How Monitoring Works
1. Architecture Overview
The following sections describe how data flows through the Monitoring V2 application:
Prometheus Operator
Prometheus Operator observes ServiceMonitors, PodMonitors, and PrometheusRules being created. When the Prometheus configuration resources are created, Prometheus Operator calls the Prometheus API to sync the new configuration. As the diagram at the end of this section shows, the Prometheus Operator acts as the intermediary between Prometheus and Kubernetes, calling the Prometheus API to synchronize Prometheus with the monitoring-related resources in Kubernetes.
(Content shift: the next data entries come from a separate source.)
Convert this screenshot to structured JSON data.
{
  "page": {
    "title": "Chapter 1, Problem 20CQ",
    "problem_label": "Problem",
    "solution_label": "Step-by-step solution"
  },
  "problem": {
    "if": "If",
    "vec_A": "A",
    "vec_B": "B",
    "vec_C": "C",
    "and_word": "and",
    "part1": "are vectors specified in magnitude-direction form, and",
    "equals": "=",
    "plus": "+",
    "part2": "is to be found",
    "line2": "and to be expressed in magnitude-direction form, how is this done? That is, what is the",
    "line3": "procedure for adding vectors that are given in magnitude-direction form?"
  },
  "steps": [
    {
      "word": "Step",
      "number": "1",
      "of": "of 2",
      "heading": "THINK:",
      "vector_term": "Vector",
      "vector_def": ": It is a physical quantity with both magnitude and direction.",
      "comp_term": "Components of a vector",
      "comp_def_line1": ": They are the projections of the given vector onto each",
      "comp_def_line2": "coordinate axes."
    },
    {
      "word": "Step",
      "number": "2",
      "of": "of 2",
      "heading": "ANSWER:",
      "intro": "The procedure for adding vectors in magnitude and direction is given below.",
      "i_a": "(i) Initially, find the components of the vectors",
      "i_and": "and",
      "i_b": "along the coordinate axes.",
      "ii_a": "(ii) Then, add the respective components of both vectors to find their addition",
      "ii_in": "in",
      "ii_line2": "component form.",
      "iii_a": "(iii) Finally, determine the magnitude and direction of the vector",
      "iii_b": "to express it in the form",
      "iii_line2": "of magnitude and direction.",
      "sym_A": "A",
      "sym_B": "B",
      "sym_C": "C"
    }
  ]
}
ServiceMonitors and PodMonitors
ServiceMonitors and PodMonitors declaratively specify targets, such as Services and Pods, that need to be monitored.
Targets are scraped on a recurring schedule based on the configured Prometheus scrape interval, and the metrics that are scraped are stored into the Prometheus Time Series Database (TSDB).
In order to perform the scrape, ServiceMonitors and PodMonitors are defined with label selectors that determine which Services or Pods should be scraped and endpoints that determine how the scrape should happen on the given target, e.g., scrape/metrics in TCP 10252, proxying through IP addr x.x.x.x.
Out of the box, Monitoring V2 comes with certain pre-configured exporters that are deployed based on the type of Kubernetes cluster that it is deployed on. For more information, see Scraping and Exposing Metrics.
How PushProx Works
Certain internal Kubernetes components are scraped via a proxy deployed as part of Monitoring V2 called PushProx. The Kubernetes components that expose metrics to Prometheus through PushProx are the following:
kube-controller-manager
,kube-scheduler
,etcd
, andkube-proxy
.For each PushProx exporter, we deploy one PushProx client onto all target nodes. For example, a PushProx client is deployed onto all controlplane nodes for kube-controller-manager, all etcd nodes for kube-etcd, and all nodes for kubelet.
We deploy exactly one PushProx proxy per exporter. The process for exporting metrics is as follows:
- The PushProx Client establishes an outbound connection with the PushProx Proxy.
- The client then polls the proxy for scrape requests that have come into the proxy.
- When the proxy receives a scrape request from Prometheus, the client sees it as a result of the poll.
- The client scrapes the internal component.
- The internal component responds by pushing metrics back to the proxy.
Process for Exporting Metrics with PushProx:
PrometheusRules
PrometheusRules allow users to define rules for what metrics or time series database queries should result in alerts being fired. Rules are evaluated on an interval.
- Recording rules create a new time series based on existing series that have been collected. They are frequently used to precompute complex queries.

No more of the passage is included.